DAIS | AI at the edge with Distributed Artificial Intelligent Systems
The pan-European project DAIS is bringing faster, more secure and energy-efficient data processing solutions through the development of edge AI software and hardware components.
With the revolutionary change brought on by the Internet of Things (IoT) and the rapid increase of data from more and more ubiquitous connected devices, system vulnerabilities have been brought to the forefront. How can we collect and process the ever-growing amount of data, while also addressing the challenges regarding privacy, speed and energy efficiency? And how can Europe take the lead in a domain which is already predominated by America and Asia? These are some of the questions which the project Distributed Artificial Intelligent Systems (DAIS) is looking to answer.

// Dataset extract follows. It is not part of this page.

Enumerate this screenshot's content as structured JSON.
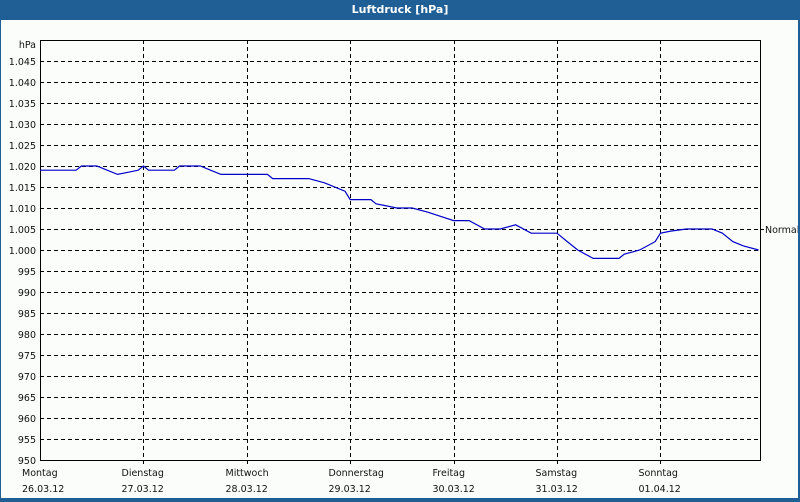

The new paradigm of edge computing provides innovative solutions by bringing resources closer to the user, keeps sensitive and private data on the edge device, and provides low latency, energy efficiency, and scalability compared to cloud services, while also reducing the network bandwidth. At the same time, there is an increasing need to use artificial intelligence (AI) at the edge. Bringing together these innovations and subsequently migrating the AI functions from the cloud to the edge will serve as the next step in the evolution where the DAIS project will be a major contributor. In the future edge intelligence scenario, advanced AI and machine learning algorithms will be optimized to run on the edge and will be capable of processing video frames, natural speech information and unstructured data generated by cameras or microphones, and other sensors without uploading data to the cloud and waiting for the response.
DAIS has the ambitious objective to develop intelligent and secure edge solutions for industrial applications for the European industry throughout the whole supply chain. More precisely, DAIS aims at:
- Providing intelligent processing of data and communication locally at the edge to enable real-time and safety-critical industrial applications.
- Developing industrial-grade secure, safe and reliable HW and SW solutions that can cope with cyberattacks and difficult network conditions.
- Providing AI techniques on the edge that match with diverse computing powers contrary to relatively consistent computing power on the cloud.
- Distributing and dividing the complex AI operations between the cloud and edge, with edge undertaking early intelligent data processing, hence reducing the bandwidth of data being transmitted to the cloud; and building the infrastructure (including hardware and software) to provide for this in Europe.
- Providing data sharing and collaborating solutions on the edge to handle the temporal-spatial diversity of edge data.
- Developing solutions for IoT, i.e., mostly wireless devices with energy and processing constraints, for heterogeneous and hostile/harsh environments.
- Providing re-usable solutions across industrial domains.
- Using a methodological approach with the integral supply chain, from academia to system designers and integrators, to component providers, applications and services developers & providers and end-users.
In order to achieve and validate the stated impact, the DAIS consortium has defined so-called supply chains (SC). Each supply chain addresses a specific DAIS objective, and its results are used as input to other supply chains and project activities. DAIS defines two types of supply chains:
- The enabling technology supply chains (SC 1-5) develop the fundamental core software and hardware technology elements (such as components, systems and architectures) required by the application supply chains.
- The application supply chains (SC 6-8) apply and validate the results achieved in the enabling technology supply chains. The advancements achieved during the DAIS project will be showcased by dedicated demonstrators of these application supply chains.
Within DAIS, Sirris expects to acquire new knowledge and know-how related to the optimal exploitation of the computation potential of IoT networks and specifically edge devices, in the form of:
- Distributed machine learning techniques and approaches that are adapted to the constraints imposed by these types of networks and devices
- Privacy-preserving and security measures that can be used to protect on-device and shared data
For this purpose, Sirris will cooperate with Sentigrate, a Leuven-based SME with a focus on sensor data processing and modelling.
This project is a collaboration between the software engineering programme of Sirris and the EluciDATA Lab.